I simply did it and escaped all—lightning-flash and falling limb, and the lasso of swirling winds—to find myself at last lying my full length along the bridge amid a shock of elements such as nature seldom sports with. Here I clung, for I was breathless, waiting with head buried in my arm for the rain to abate before I attempted a further escape from the place which held such horror for me!
But no abatement came, and feeling the bridge shaking under me almost to cracking, I began to crawl, inch by inch, along its gaping boards till I reached its middle.
There God stopped me.
For, with a clangour as of rending worlds, a bolt, hot from the zenith, sped down upon the bluff behind me, throwing me down again upon my face and engulfing sense and understanding for one wild moment.

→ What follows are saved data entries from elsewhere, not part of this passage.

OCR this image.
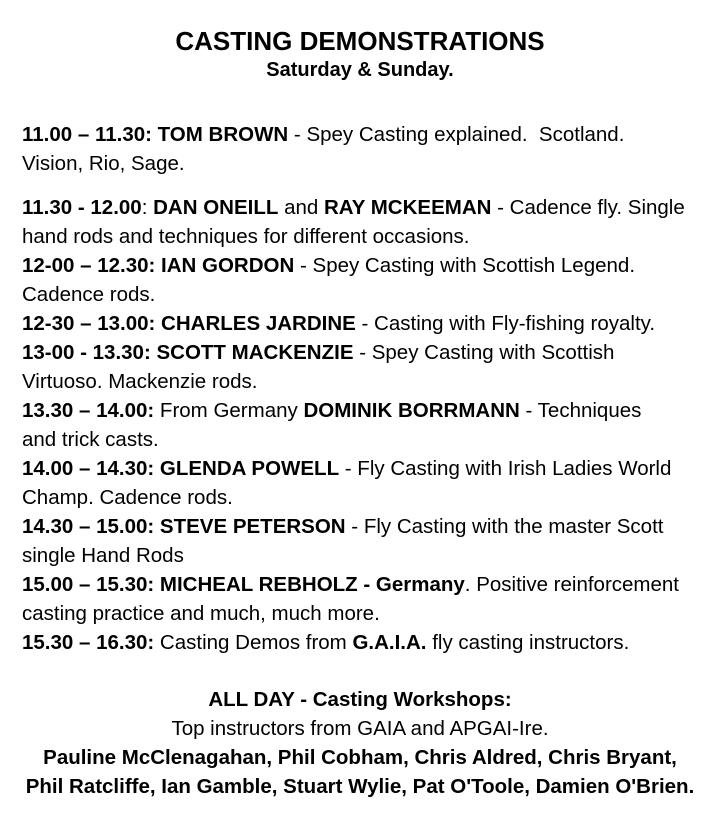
CASTING DEMONSTRATIONS
Saturday & Sunday.
11.00 – 11.30: TOM BROWN - Spey Casting explained.  Scotland.
Vision, Rio, Sage.
11.30 - 12.00: DAN ONEILL and RAY MCKEEMAN - Cadence fly. Single
hand rods and techniques for different occasions.
12-00 – 12.30: IAN GORDON - Spey Casting with Scottish Legend.
Cadence rods.
12-30 – 13.00: CHARLES JARDINE - Casting with Fly-fishing royalty.
13-00 - 13.30: SCOTT MACKENZIE - Spey Casting with Scottish
Virtuoso. Mackenzie rods.
13.30 – 14.00: From Germany DOMINIK BORRMANN - Techniques
and trick casts.
14.00 – 14.30: GLENDA POWELL - Fly Casting with Irish Ladies World
Champ. Cadence rods.
14.30 – 15.00: STEVE PETERSON - Fly Casting with the master Scott
single Hand Rods
15.00 – 15.30: MICHEAL REBHOLZ - Germany. Positive reinforcement
casting practice and much, much more.
15.30 – 16.30: Casting Demos from G.A.I.A. fly casting instructors.
ALL DAY - Casting Workshops:
Top instructors from GAIA and APGAI-Ire.
Pauline McClenagahan, Phil Cobham, Chris Aldred, Chris Bryant,
Phil Ratcliffe, Ian Gamble, Stuart Wylie, Pat O'Toole, Damien O'Brien.
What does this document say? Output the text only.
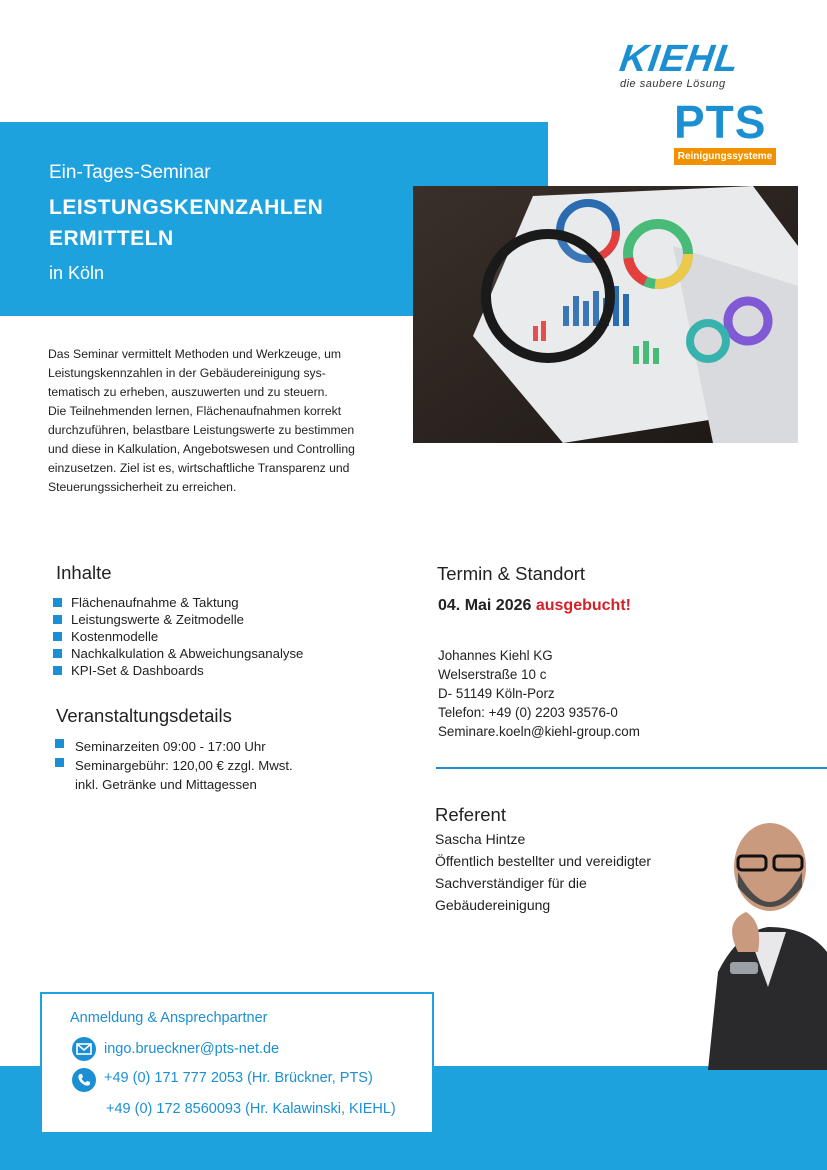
KIEHL
die saubere Lösung
PTS
Reinigungssysteme
Ein-Tages-Seminar
LEISTUNGSKENNZAHLEN
ERMITTELN
in Köln
Das Seminar vermittelt Methoden und Werkzeuge, um
Leistungskennzahlen in der Gebäudereinigung sys-
tematisch zu erheben, auszuwerten und zu steuern.
Die Teilnehmenden lernen, Flächenaufnahmen korrekt
durchzuführen, belastbare Leistungswerte zu bestimmen
und diese in Kalkulation, Angebotswesen und Controlling
einzusetzen. Ziel ist es, wirtschaftliche Transparenz und
Steuerungssicherheit zu erreichen.
Inhalte
Flächenaufnahme & Taktung
Leistungswerte & Zeitmodelle
Kostenmodelle
Nachkalkulation & Abweichungsanalyse
KPI-Set & Dashboards
Veranstaltungsdetails
Seminarzeiten 09:00 - 17:00 Uhr
Seminargebühr: 120,00 € zzgl. Mwst.
inkl. Getränke und Mittagessen
Termin & Standort
04. Mai 2026 ausgebucht!
Johannes Kiehl KG
Welserstraße 10 c
D- 51149 Köln-Porz
Telefon: +49 (0) 2203 93576-0
Seminare.koeln@kiehl-group.com
Referent
Sascha Hintze
Öffentlich bestellter und vereidigter
Sachverständiger für die
Gebäudereinigung
Anmeldung & Ansprechpartner
ingo.brueckner@pts-net.de
+49 (0) 171 777 2053 (Hr. Brückner, PTS)
+49 (0) 172 8560093 (Hr. Kalawinski, KIEHL)
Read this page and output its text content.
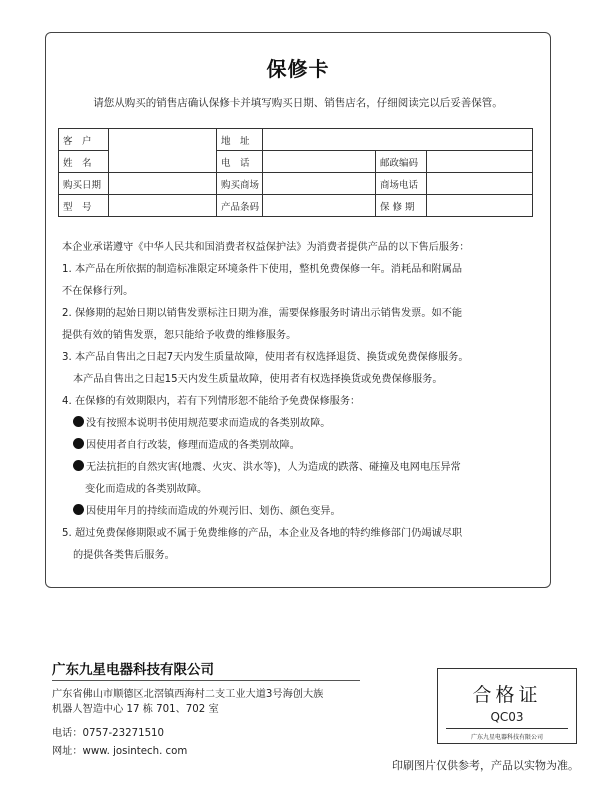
保修卡
请您从购买的销售店确认保修卡并填写购买日期、销售店名，仔细阅读完以后妥善保管。
客　户		地　址			
姓　名		电　话		邮政编码	
购买日期		购买商场		商场电话	
型　号		产品条码		保 修 期	
本企业承诺遵守《中华人民共和国消费者权益保护法》为消费者提供产品的以下售后服务：
1. 本产品在所依据的制造标准限定环境条件下使用，整机免费保修一年。消耗品和附属品
不在保修行列。
2. 保修期的起始日期以销售发票标注日期为准，需要保修服务时请出示销售发票。如不能
提供有效的销售发票，恕只能给予收费的维修服务。
3. 本产品自售出之日起7天内发生质量故障，使用者有权选择退货、换货或免费保修服务。
本产品自售出之日起15天内发生质量故障，使用者有权选择换货或免费保修服务。
4. 在保修的有效期限内，若有下列情形恕不能给予免费保修服务：
没有按照本说明书使用规范要求而造成的各类别故障。
因使用者自行改装，修理而造成的各类别故障。
无法抗拒的自然灾害(地震、火灾、洪水等)，人为造成的跌落、碰撞及电网电压异常
变化而造成的各类别故障。
因使用年月的持续而造成的外观污旧、划伤、颜色变异。
5. 超过免费保修期限或不属于免费维修的产品，本企业及各地的特约维修部门仍竭诚尽职
的提供各类售后服务。
广东九星电器科技有限公司
广东省佛山市顺德区北滘镇西海村二支工业大道3号海创大族
机器人智造中心 17 栋 701、702 室
电话：0757-23271510
网址：www. josintech. com
合格证
QC03
广东九星电器科技有限公司
印刷图片仅供参考，产品以实物为准。
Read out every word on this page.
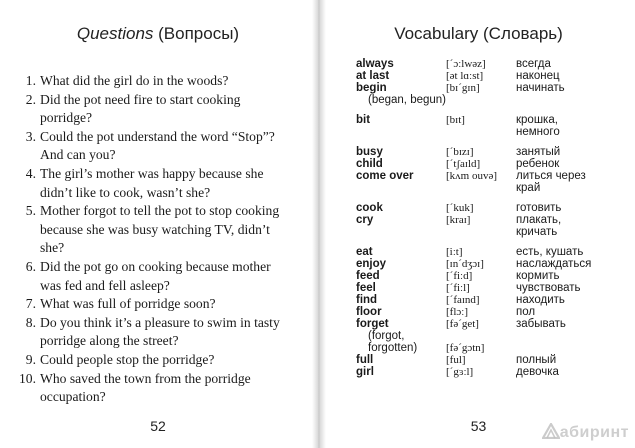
Questions (Вопросы)
1. What did the girl do in the woods?
2. Did the pot need fire to start cooking porridge?
3. Could the pot understand the word “Stop”? And can you?
4. The girl’s mother was happy because she didn’t like to cook, wasn’t she?
5. Mother forgot to tell the pot to stop cooking because she was busy watching TV, didn’t she?
6. Did the pot go on cooking because mother was fed and fell asleep?
7. What was full of porridge soon?
8. Do you think it’s a pleasure to swim in tasty porridge along the street?
9. Could people stop the porridge?
10. Who saved the town from the porridge occupation?
52
Vocabulary (Словарь)
always	[ˊɔːlwəz]	всегда
at last	[ət lɑːst]	наконец
begin	[bɪˊgɪn]	начинать
(began, begun)
bit	[bɪt]	крошка,
немного
busy	[ˊbɪzɪ]	занятый
child	[ˊtʃaɪld]	ребенок
come over	[kʌm ouvə]	литься через
край
cook	[ˊkuk]	готовить
cry	[kraɪ]	плакать,
кричать
eat	[iːt]	есть, кушать
enjoy	[ɪnˊdʒɔɪ]	наслаждаться
feed	[ˊfiːd]	кормить
feel	[ˊfiːl]	чувствовать
find	[ˊfaɪnd]	находить
floor	[flɔː]	пол
forget	[fəˊget]	забывать
(forgot,
forgotten)	[fəˊgɔtn]
full	[ful]	полный
girl	[ˊgɜːl]	девочка
53	абиринт
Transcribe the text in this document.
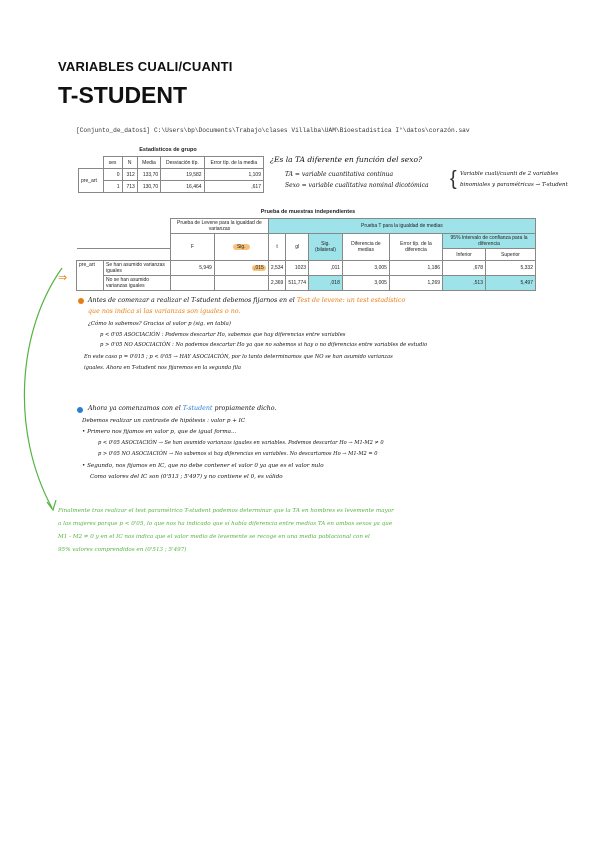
VARIABLES CUALI/CUANTI
T-STUDENT
[Conjunto_de_datos1] C:\Users\bp\Documents\Trabajo\clases Villalba\UAM\Bioestadistica I°\datos\corazón.sav
Estadísticos de grupo
	sex	N	Media	Desviación típ.	Error típ. de la media
pre_art	0	312	133,70	19,582	1,109
	1	713	130,70	16,464	,617
¿Es la TA diferente en función del sexo?
TA = variable cuantitativa continua
Sexo = variable cualitativa nominal dicotómica { Variable cuali/cuanti de 2 variables
binomiales y paramétricas → T-student
Prueba de muestras independientes
		Prueba de Levene para la igualdad de varianzas		Prueba T para la igualdad de medias						
		F	Sig.	t	gl	Sig. (bilateral)	Diferencia de medias	Error típ. de la diferencia	95% Intervalo de confianza para la diferencia	
									Inferior	Superior
pre_art	Se han asumido varianzas iguales	5,949	,015	2,534	1023	,011	3,005	1,186	,678	5,332
	No se han asumido varianzas iguales			2,369	511,774	,018	3,005	1,269	,513	5,497
⇒
Antes de comenzar a realizar el T-student debemos fijarnos en el Test de levene: un test estadístico
que nos indica si las varianzas son iguales o no.
¿Cómo lo sabemos? Gracias al valor p (sig. en tabla)
p < 0'05 ASOCIACIÓN : Podemos descartar Ho, sabemos que hay diferencias entre variables
p > 0'05 NO ASOCIACIÓN : No podemos descartar Ho ya que no sabemos si hay o no diferencias entre variables de estudio
En este caso p = 0'015 ; p < 0'05 → HAY ASOCIACIÓN, por lo tanto determinamos que NO se han asumido varianzas
iguales. Ahora en T-student nos fijaremos en la segunda fila
Ahora ya comenzamos con el T-student propiamente dicho.
Debemos realizar un contraste de hipótesis : valor p + IC
• Primero nos fijamos en valor p, que de igual forma...
p < 0'05 ASOCIACIÓN → Se han asumido varianzas iguales en variables. Podemos descartar Ho → M1-M2 ≠ 0
p > 0'05 NO ASOCIACIÓN → No sabemos si hay diferencias en variables. No descartamos Ho → M1-M2 = 0
• Segundo, nos fijamos en IC, que no debe contener el valor 0 ya que es el valor nulo
Como valores del IC son (0'513 ; 5'497) y no contiene el 0, es válido
Finalmente tras realizar el test paramétrico T-student podemos determinar que la TA en hombres es levemente mayor
a las mujeres porque p < 0'05, lo que nos ha indicado que sí había diferencia entre medias TA en ambos sexos ya que
M1 - M2 ≠ 0 y en el IC nos indica que el valor medio de levemente se recoge en una media poblacional con el
95% valores comprendidos en (0'513 ; 5'497)
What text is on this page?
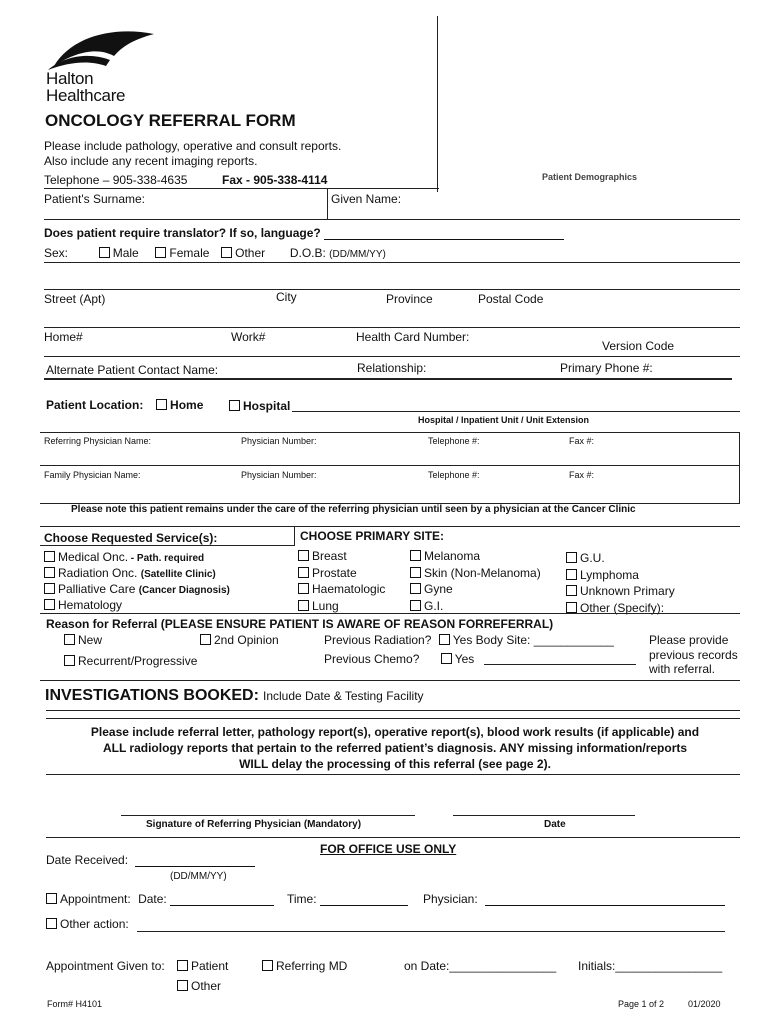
Halton
Healthcare
ONCOLOGY REFERRAL FORM
Please include pathology, operative and consult reports.
Also include any recent imaging reports.
Telephone – 905-338-4635	Fax - 905-338-4114	Patient Demographics
Patient's Surname:	Given Name:
Does patient require translator? If so, language?
Sex:	Male	Female Other D.O.B: (DD/MM/YY)
Street (Apt)	City	Province	Postal Code
Home#	Work#	Health Card Number:
Version Code
Alternate Patient Contact Name:	Relationship:	Primary Phone #:
Patient Location: Home	Hospital
Hospital / Inpatient Unit / Unit Extension
Referring Physician Name:	Physician Number:	Telephone #:	Fax #:
Family Physician Name:	Physician Number:	Telephone #:	Fax #:
Please note this patient remains under the care of the referring physician until seen by a physician at the Cancer Clinic
Choose Requested Service(s):	CHOOSE PRIMARY SITE:
Medical Onc. - Path. required
Radiation Onc. (Satellite Clinic)
Palliative Care (Cancer Diagnosis)
Hematology
Breast
Prostate
Haematologic
Lung
Melanoma
Skin (Non-Melanoma)
Gyne
G.I.
G.U.
Lymphoma
Unknown Primary
Other (Specify):
Reason for Referral (PLEASE ENSURE PATIENT IS AWARE OF REASON FORREFERRAL)
New	2nd Opinion
Recurrent/Progressive
Previous Radiation? Yes Body Site: ____________
Previous Chemo?	Yes
Please provide
previous records
with referral.
INVESTIGATIONS BOOKED: Include Date & Testing Facility
Please include referral letter, pathology report(s), operative report(s), blood work results (if applicable) and
ALL radiology reports that pertain to the referred patient’s diagnosis. ANY missing information/reports
WILL delay the processing of this referral (see page 2).
Signature of Referring Physician (Mandatory)	Date
FOR OFFICE USE ONLY
Date Received:
(DD/MM/YY)
Appointment: Date:	Time:	Physician:
Other action:
Appointment Given to:	Patient	Referring MD
Other
on Date:________________ Initials:________________
Form# H4101	Page 1 of 2	01/2020
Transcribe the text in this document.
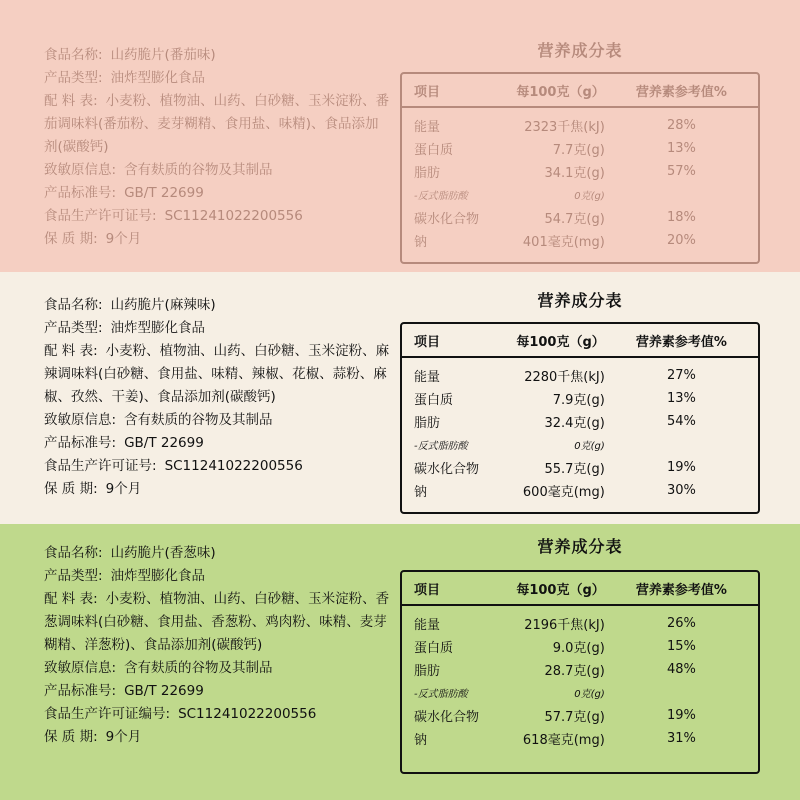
食品名称: 山药脆片(番茄味)
产品类型: 油炸型膨化食品
配 料 表: 小麦粉、植物油、山药、白砂糖、玉米淀粉、番茄调味料(番茄粉、麦芽糊精、食用盐、味精)、食品添加剂(碳酸钙)
致敏原信息: 含有麸质的谷物及其制品
产品标准号: GB/T 22699
食品生产许可证号: SC11241022200556
保 质 期: 9个月
营养成分表
项目	每100克（g）	营养素参考值%
能量	2323千焦(kJ)	28%
蛋白质	7.7克(g)	13%
脂肪	34.1克(g)	57%
-反式脂肪酸	0克(g)
碳水化合物	54.7克(g)	18%
钠	401毫克(mg)	20%
食品名称: 山药脆片(麻辣味)
产品类型: 油炸型膨化食品
配 料 表: 小麦粉、植物油、山药、白砂糖、玉米淀粉、麻辣调味料(白砂糖、食用盐、味精、辣椒、花椒、蒜粉、麻椒、孜然、干姜)、食品添加剂(碳酸钙)
致敏原信息: 含有麸质的谷物及其制品
产品标准号: GB/T 22699
食品生产许可证号: SC11241022200556
保 质 期: 9个月
营养成分表
项目	每100克（g）	营养素参考值%
能量	2280千焦(kJ)	27%
蛋白质	7.9克(g)	13%
脂肪	32.4克(g)	54%
-反式脂肪酸	0克(g)
碳水化合物	55.7克(g)	19%
钠	600毫克(mg)	30%
食品名称: 山药脆片(香葱味)
产品类型: 油炸型膨化食品
配 料 表: 小麦粉、植物油、山药、白砂糖、玉米淀粉、香葱调味料(白砂糖、食用盐、香葱粉、鸡肉粉、味精、麦芽糊精、洋葱粉)、食品添加剂(碳酸钙)
致敏原信息: 含有麸质的谷物及其制品
产品标准号: GB/T 22699
食品生产许可证编号: SC11241022200556
保 质 期: 9个月
营养成分表
项目	每100克（g）	营养素参考值%
能量	2196千焦(kJ)	26%
蛋白质	9.0克(g)	15%
脂肪	28.7克(g)	48%
-反式脂肪酸	0克(g)
碳水化合物	57.7克(g)	19%
钠	618毫克(mg)	31%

Then I sprang upright and with a yell of terror sped across the rocking boards beneath me to the road, no longer battling with my desire to look back; no longer asking myself when and how that dead man would be found; no longer even asking my own duty in the case; for Spencer’s Folly was on fire and the crime I had just seen perpetrated there would soon be a crime stricken from the sight of men forever.
In the flare of its tremendous burning I found my way up through the forest road to my home and into my father’s presence. He like everybody else was up that night, and already alarmed at my continued absence.
“Spencer’s Folly is on fire,” I cried, as he cast dismayed eyes at my pallid and dripping figure. “If you go to the door, you can see it!”
But I told him nothing more.
Perhaps other boys of my age can understand my silence.
I not only did not tell my father, but I told nobody, even after the discovery of Spencer’s charred body in the closet so miraculously preserved. With every day that passed, it became harder to part with this baleful secret. I felt it corroding my thoughts and destroying my spirits, and yet I kept still. Only my taste for modelling was gone. I have never touched clay since.
Claymore Tavern did change owners. When I heard that a man by the name of Scoville had bought it, I went over to see Scoville. He was the man. Then I began to ask myself what I ought to do with my knowledge, and the more I asked myself this question, and the more I brooded over the matter, the less did I feel like taking, not the public, but my father, into my confidence.
I had never doubted his love for me, but I had always stood in great awe of his reproof, and I did not know where I was to find courage to tell him all the details of this adventure.